Tagged as Programming, Programming Languages
Written on 2009-05-03 04:47:39
Before I start running my mouth without thinking, some disclaimers:
1) This has no business showing up on reddit. It's a journal entry from a dumb kid who played for a few hours. I'm acutely aware of it. Also, there would be no post (no code) at all if cgibbard (Cale) in #haskell hadn't been so damn helpful. Thanks also goes out to olsner, ski, yitz and Twey.
2) This post is completely programming related for readers of my blog who aren't interested in that.
I've been increasingly enamored with Haskell recently. Back in March I picked up Real World Haskell and read through 3 chapters stopping short of finishing the last 3 exercises in Chapter 3
one day over spring break. School and real life caught up with me unfortunately and I've just now had time to sit down with Haskell again. I've been following the language pretty heavily since February and read a number of Dons blogs on things like writing simple unix tools
. That's proof enough of disclaimer #1.
Looking back over some of the RWH stuff, I stumbled upon mention of a book by Italo Calvino called Cosmicomics
. Cosmicomics is just a cool word. I decided to see how many words like it I could generate. That is, how many words could I generate that are anagrams smushed together by a shared letter. Naturally, I decided it'd be fun to try to do it in Haskell.
The resulting code is 39 lines, 35 removing comments. It is quite readable as far as I'm concerned and as I mentioned, I'm an idiot. The code compiles to a nice, native linux binary that takes up 684k on my machine (ArchLinux x86_64, GHC 6.10.2, etc). It reads in a 6750 word dictionary file with a word on each line and certainly does more computation than is necessary to get the desired result: a printed list of words like cosmicomics. It executes in just over 17 seconds. Fast enough for me.
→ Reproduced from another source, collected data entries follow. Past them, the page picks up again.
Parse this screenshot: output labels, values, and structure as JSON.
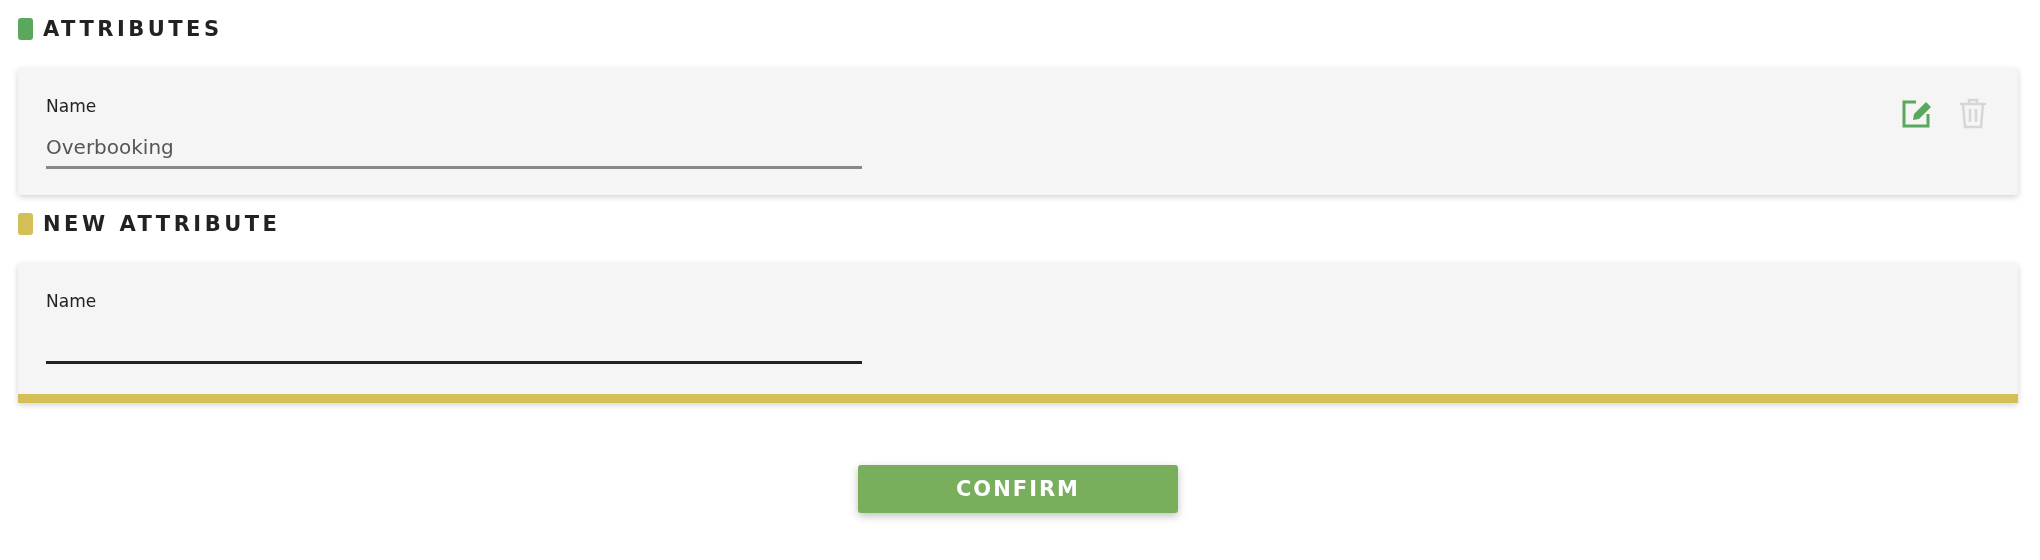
{
  "sections": [
    {
      "title": "ATTRIBUTES",
      "color": "#5aa75e",
      "kind": "existing",
      "fields": [
        {
          "label": "Name",
          "value": "Overbooking",
          "disabled": true
        }
      ],
      "actions": [
        {
          "kind": "edit",
          "disabled": false
        },
        {
          "kind": "delete",
          "disabled": true
        }
      ]
    },
    {
      "title": "NEW ATTRIBUTE",
      "color": "#d4bf57",
      "kind": "new",
      "fields": [
        {
          "label": "Name",
          "disabled": false
        }
      ]
    }
  ],
  "confirm_button": {
    "label": "CONFIRM"
  }
}
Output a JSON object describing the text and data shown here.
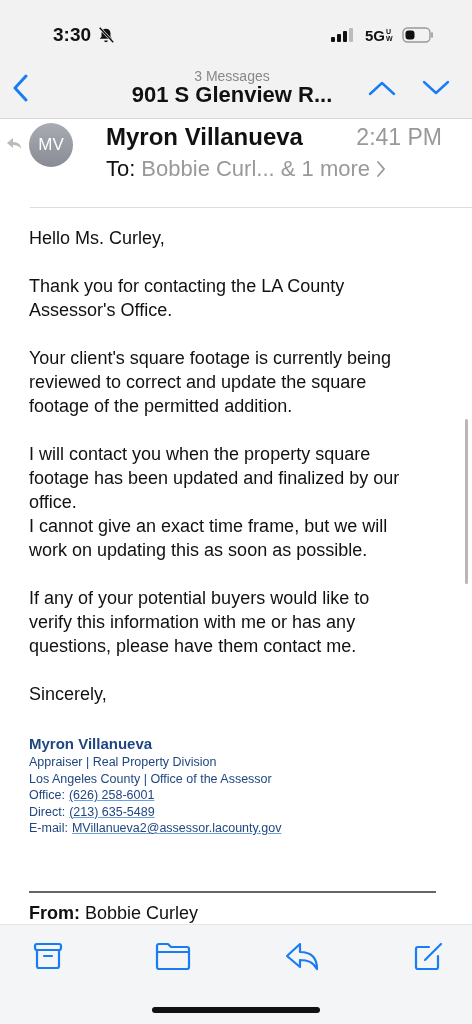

Here's the code:
-- how to find words like "cosmicomics":
-- words which can be split into anagrams by the middle letter
-- PRESENTLY ASSUME THAT ALL WORDS ARE LOWERCASE! I should probably unit test or type for this.
import Data.List (sort)
import System.Environment (getArgs)
main = do
[f] <- getArgs
inFile <- readFile f
let dict = filter (not . null) (lines inFile)
printFunnies (filter notSameWord (findFunnies dict))
isAnagram :: String -> String -> Bool
isAnagram word1 word2 = sort word1 == sort word2
hasJoiner :: String -> String -> Bool
hasJoiner word1 word2 = last word1 == head word2
isFunnyWord :: String -> String -> Bool
isFunnyWord word1 word2
| isAnagram word1 word2 && hasJoiner word1 word2 = True
| otherwise = False
notSameWord :: (String, String) -> Bool
notSameWord (word1, word2) = word1 /= word2
sameLength :: String -> [String] -> [String]
sameLength word xs = filter (\x -> length x == length word) xs
printFunnies :: [(String, String)] -> IO [()]
printFunnies xs = mapM (\(x,y) -> putStrLn (x ++ tail y)) xs
partialFind :: [String] -> String -> [(String, String)]
partialFind dict word = [(word,w) | w <- sameLength word dict, isFunnyWord word w]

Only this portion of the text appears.